Her work has appeared in more than 40 outlets including: Travel + Leisure, Reuters, U.S. News & World Report, Time, Time.com, The Atlantic, Chicago Tribune, USA Today, Time Out Chicago, Chicago magazine, Chicago Reader, Michigan Avenue magazine, Milwaukee magazine, Cincinnati magazine as well as B2B trade magazines such as Plate magazine, Consulting-Specifying Engineer, American Builder's Quarterly, Connect Sports and Connect magazine.
(See the full list here.)
She's worked as the managing editor of two national monthly B2B magazines, Restaurant Business and FoodService Director, as an adjunct magazine professor at DePaul University and president of the Chicago Headline Club, the largest Society of Professional Journalist chapter in the U.S.
She's also a proud member of the Society of Professional Journalists, American Society of Journalists and Authors (ASJA), FreelanceSuccess and Upod Academy Alum. Additionally, Reiss has attended training sessions at Poynter and Donald W. Reynolds National Center for Business Journalism.
When she's not working Reiss loves swimming, cooking, painting, traveling, exploring, reading and being around friends and family.
HER ROOTS
A native of Glen Ellyn, Ill., Dawn Reiss got her first taste of travel riding in the backseat of a tan station wagon and never looked back.
As a Girl Scout, she slept in Puerto Rico's El Yunque rainforest and sold enough cookies to go to Cuernavaca in Mexico, London, Paris, and Adelboden in Switzerland. She also earned Girl Scout's highest honor, the Gold Award, which is the equivalent of the Eagle Scout Award for girls.
The oldest of four children, Reiss spent her teenage years lifeguarding and teaching swim lessons. She also painted two murals, one inside Glenbard West High School and another 100-foot long mural inside the Glen Ellyn YMCA by the children's pool.
Some of her most memorable moments have been spent with her partially Italian-American family, friends and random strangers she's invited over the years to share a meal.
At Indiana University, Dawn Reiss helped pay for her education by working as a resident assistant and various other jobs including stringing for the Associated Press and working as reporter at the Indiana Daily Student newspaper, Inside Indiana magazine and Arbutus yearbook. She also talked her way into a USA Today press pass at the 1996 Summer Olympic Games in Atlanta and into a one-on-one interview with Bob Costas when he made the trip to Indiana University to interview then-coach Bob Knight.

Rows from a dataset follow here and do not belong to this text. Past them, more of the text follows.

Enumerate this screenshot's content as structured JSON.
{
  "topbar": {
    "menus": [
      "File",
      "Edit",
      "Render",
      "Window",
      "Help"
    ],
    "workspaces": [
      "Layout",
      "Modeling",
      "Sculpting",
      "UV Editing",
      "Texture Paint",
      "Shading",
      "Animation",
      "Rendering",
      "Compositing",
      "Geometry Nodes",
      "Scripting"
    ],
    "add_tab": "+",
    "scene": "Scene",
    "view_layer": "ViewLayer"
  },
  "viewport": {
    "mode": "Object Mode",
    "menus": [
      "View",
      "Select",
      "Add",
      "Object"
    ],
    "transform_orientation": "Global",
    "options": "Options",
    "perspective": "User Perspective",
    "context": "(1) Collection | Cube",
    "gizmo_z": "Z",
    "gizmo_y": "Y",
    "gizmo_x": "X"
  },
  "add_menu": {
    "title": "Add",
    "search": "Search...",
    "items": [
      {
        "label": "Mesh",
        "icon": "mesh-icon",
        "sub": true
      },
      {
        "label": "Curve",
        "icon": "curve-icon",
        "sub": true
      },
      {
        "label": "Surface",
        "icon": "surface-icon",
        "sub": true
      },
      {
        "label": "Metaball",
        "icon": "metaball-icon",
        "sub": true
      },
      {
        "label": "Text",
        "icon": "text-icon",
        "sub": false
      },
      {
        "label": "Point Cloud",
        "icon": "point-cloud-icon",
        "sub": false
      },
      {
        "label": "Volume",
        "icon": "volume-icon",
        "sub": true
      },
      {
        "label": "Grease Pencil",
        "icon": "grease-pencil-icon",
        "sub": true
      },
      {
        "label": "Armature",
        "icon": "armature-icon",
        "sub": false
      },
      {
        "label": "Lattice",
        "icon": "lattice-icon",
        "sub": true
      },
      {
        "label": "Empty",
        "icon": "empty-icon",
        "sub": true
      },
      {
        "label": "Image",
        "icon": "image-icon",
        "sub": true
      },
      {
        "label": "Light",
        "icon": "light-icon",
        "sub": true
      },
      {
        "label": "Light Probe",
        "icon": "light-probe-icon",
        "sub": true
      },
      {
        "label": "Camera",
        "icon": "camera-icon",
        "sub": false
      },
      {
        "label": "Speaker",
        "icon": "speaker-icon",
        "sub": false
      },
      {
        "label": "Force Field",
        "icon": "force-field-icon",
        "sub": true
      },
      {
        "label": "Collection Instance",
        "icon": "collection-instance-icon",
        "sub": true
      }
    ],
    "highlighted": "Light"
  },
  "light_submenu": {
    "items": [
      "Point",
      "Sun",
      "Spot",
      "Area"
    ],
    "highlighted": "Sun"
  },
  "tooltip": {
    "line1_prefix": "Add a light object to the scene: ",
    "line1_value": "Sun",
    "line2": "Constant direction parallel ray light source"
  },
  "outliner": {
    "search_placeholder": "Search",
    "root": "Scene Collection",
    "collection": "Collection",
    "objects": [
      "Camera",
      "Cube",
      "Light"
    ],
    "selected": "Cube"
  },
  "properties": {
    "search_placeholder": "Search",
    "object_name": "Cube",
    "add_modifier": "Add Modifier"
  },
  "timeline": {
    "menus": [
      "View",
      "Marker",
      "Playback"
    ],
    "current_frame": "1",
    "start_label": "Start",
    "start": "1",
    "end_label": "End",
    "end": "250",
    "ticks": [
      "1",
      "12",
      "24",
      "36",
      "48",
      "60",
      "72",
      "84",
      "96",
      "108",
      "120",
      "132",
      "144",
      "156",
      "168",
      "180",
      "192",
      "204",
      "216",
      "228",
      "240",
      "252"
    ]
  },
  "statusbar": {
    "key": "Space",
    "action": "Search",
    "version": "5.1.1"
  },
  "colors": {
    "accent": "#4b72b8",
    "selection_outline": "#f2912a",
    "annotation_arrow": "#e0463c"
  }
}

While going out to cover the rowing team as an IDS reporter, the coach looked at her 6-foot tall frame and asked her to hop on an erg. She ended up pulling one of the fastest times on the team and became a walk-on. She competed at the C.R.A.S.H.-B.'s Sprints World Indoor Rowing Championships, where her time was good enough to earn an alternate spot to the Olympic rowing camp in Chula Visa, Calif. She one was one of three rowers to graduate from Indiana University's inaugural NCAA Division I varsity team.
After earning her degree in journalism from Indiana University—and taking Bob Knight's final basketball coaching class—she spent four months driving to every NFL city in the country for one crazy reporting road trip project for The Sporting News, covering games and life on the road with two guys she didn't know. And yes, she did go to Super Bowl, saw Antonio Freeman make an amazing catch on Monday night football, spent time in the booth with Dick Enberg and Dan Dierdorf and had to endure Warren Sapp spitting tobacco chew on her foot for asking a question he didn't like.
At the end of the road trip, she survived being in the back seat of a car that was rear ended by an oil tanker and being in a brief coma. Since then, her life has become a punch line: it's like being hit by a MACK truck...
AND WINGS
With life being short, Reiss is grateful for her roots, wings and so many other things, even if it comes with some extra protein.